4. Conclusions and Discussion

The design of this package follows the logic that gene expression profiles contain biologically relevant signatures; gene expression signatures are predictable and complement for understanding biological processes. And these notions have been extensively investigated by studies on cancer. For example, gene expression analysis of microarray data has played pivotal roles in breast cancer classification, prognostication, and prediction [33, 34]. It was noteworthy that gene expression signatures based predictions were severely affected by the measuring methods and selected datasets [34]. To obtain reliable and repeatable results from gene signatures extraction, multiple choices and comparisons of algorithms are essential.

GESearch provided a comprehensive meaning for finding coexpression genes set of interest, and its multiple choices of searching models allowed rapid identification, regardless of dependent variables. Moreover, this analytical platform is user friendly. As shown previously, the output datasets from cell-cycle experiments were ready for visualization (Figure 2). With the availability of functional information, output datasets could be transformed to be adopted for the functional enrichment tools [35]. GESearch was not only limited to coexpression analysis [36] but also useful for identifying the downstream candidates. Although the time delay analysis was successful for target prediction, the resolution of sampling affected the outcomes of expression signatures due to the specific interaction of transcription factors [37]. It needs further investigations on the defined co- and shift-expressed genes to find the true downstream targets of a transcription factor.

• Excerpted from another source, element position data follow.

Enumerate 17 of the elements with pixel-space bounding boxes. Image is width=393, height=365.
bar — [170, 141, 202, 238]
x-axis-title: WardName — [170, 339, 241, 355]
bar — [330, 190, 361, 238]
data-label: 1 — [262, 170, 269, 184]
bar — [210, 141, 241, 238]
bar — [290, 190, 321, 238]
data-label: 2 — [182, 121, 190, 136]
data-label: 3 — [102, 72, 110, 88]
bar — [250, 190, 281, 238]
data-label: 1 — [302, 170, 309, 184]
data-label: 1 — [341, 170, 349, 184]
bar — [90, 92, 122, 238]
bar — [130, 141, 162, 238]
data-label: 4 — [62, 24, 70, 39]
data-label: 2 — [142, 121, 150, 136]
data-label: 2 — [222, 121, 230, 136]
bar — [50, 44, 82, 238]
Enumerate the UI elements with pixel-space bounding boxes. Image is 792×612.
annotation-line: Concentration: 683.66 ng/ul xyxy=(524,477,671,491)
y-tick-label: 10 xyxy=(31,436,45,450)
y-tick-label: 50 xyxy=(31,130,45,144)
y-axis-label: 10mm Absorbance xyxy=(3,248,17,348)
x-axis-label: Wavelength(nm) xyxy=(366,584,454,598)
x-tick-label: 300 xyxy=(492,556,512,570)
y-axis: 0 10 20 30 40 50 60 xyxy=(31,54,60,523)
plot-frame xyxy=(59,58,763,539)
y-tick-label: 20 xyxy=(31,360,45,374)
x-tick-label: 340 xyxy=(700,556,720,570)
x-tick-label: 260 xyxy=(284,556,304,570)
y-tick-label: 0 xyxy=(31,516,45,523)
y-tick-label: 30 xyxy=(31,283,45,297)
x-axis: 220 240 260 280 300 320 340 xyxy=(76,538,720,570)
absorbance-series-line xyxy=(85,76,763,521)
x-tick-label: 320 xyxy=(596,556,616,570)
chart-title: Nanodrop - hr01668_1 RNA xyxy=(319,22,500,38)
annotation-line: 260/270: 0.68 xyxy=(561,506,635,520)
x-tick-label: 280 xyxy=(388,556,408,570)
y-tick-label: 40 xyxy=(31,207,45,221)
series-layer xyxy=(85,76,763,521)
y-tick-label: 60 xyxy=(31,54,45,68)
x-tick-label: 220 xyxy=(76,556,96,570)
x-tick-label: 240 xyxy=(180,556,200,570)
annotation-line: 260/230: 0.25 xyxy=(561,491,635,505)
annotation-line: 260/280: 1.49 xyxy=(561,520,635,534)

In conclusion, GESearch provides an interactive platform for exploiting the large-scale gene expression datasets. Its choice of multiple models is more users friendly for identifying the coexpressed genes, and its options for data output and visualization provide an efficient way to integrate data, which can help the further analyses.

Conflict of Interests

The authors declare that there is no conflict of interests regarding the publication of this paper.

Authors’ Contribution

Ning Ye and Hengfu Yin contributed equally to this work.

Acknowledgments

The authors thank National Basic Research Program of China (973 Program) (2012CB114505), China National Funds for Distinguished Young Scientists (31125008), and Jiangsu Qinglan Project for funding supports. The authors also acknowledge supports from Key Projects in the National Science & Technology Pillar Program during the Twelfth Five-year Plan Period (no. 2012BAD01B07) and the Fundamental Research Funds for the Central Non-profit Research Institution of CAF (CAFYBB2014QB015). This work is also enabled by the Innovative Research Team Program of the Educational Department of China, the Innovative Research Team Program in Universities of Jiangsu Province, and the PAPD (Priority Academic Program Development) Program at Nanjing Forestry University.